Y mucho menos me volvió a tirar un besito.
En casa, papá acostó a Facundo. Prendió la tele en Canal 7. Trasnoche Aurora Grundig iba a dar La maldición de Frankenstein con Peter Cushing y Christopher Lee. Puso en un plato dos porciones de pizza fría y sirvió un vaso de cerveza. La botella la dejó en la mesa.
Alzó la mano y yo cerré los ojos esperando un frentoki o un ‘tate quieto.
Y entonces papá me acarició la cabeza, despeinándome.
Después se fue a bailar.

Oyola ganó hace algunas semanas el Premio "Dashiell Hammett" en la Semana Negra de Gijón.

miércoles, 16 de enero de 2008

Adonde quiera que vayas


Hace poco estuve releyendo “Los Lemmings y otros”, un libro de cuentos de Fabián Casas. Ahí me di cuenta que la máquina del tiempo existe, sin cables, ni botones o luces de colores. Sin científicos nazis indultados por el imperio. La máquina es apenas uno de esos cuentos, “El bosque pulenta”.
La historia de dos amigos de la infancia, pibes de barrio.

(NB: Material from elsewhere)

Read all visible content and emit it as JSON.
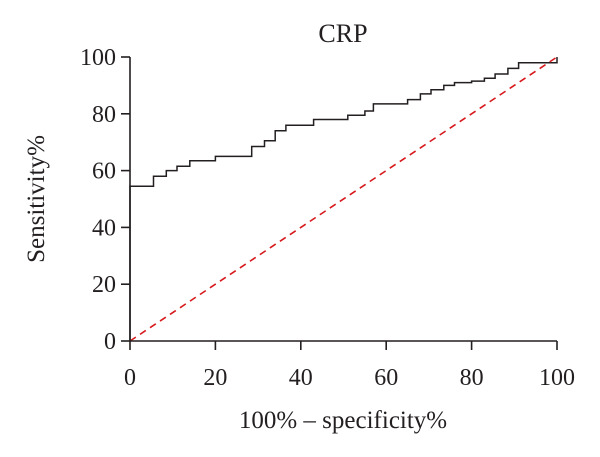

La historia de un líder (como Facundo Pérez Morresi, ver revista Leche 16) que les traza el camino a los demás, les descubre un lenguaje, les abre mundos, que un día se pierde, se borra como una marca sobre el agua.
Con ese cuento, puedo jurarlo (yo, que nunca juro), viajé al pasado.
Volví a jugar por la Coca que salía dos australes con cincuenta. Volví a eructar triunfos (que de grande escasearon) en canchas improvisadas, en calles desiertas, en veranos implacables.
Cuando en el cuento se disponen a pelear con la barrita enemiga, para ver quién es más pulenta, uno de los pibes pregunta si esa plaza está en Boedo. La respuesta del líder es implacable: “Boedo queda donde estemos nosotros”.
Yo no pude evitar que se me pusiera la piel de gallina cuando leí esa frase, tampoco ahora que la transcribo.
Porque es así. A cierta edad el mundo se reduce a cuatro o cinco nombres. Tus amigos son un continente que se desprende de todo, que puede llevarte a la deriva, pero al que no podés traicionar.
Y la aventura está a un partido de distancia, a un desafío por la Coca, a dos cuadras. Y la mayoría de las veces, cuando pasa el tiempo, ese continente estalla. Pero jamás desaparece. Porque el barrio, ese mundo, queda donde estemos nosotros y eso no lo puede cambiar nadie.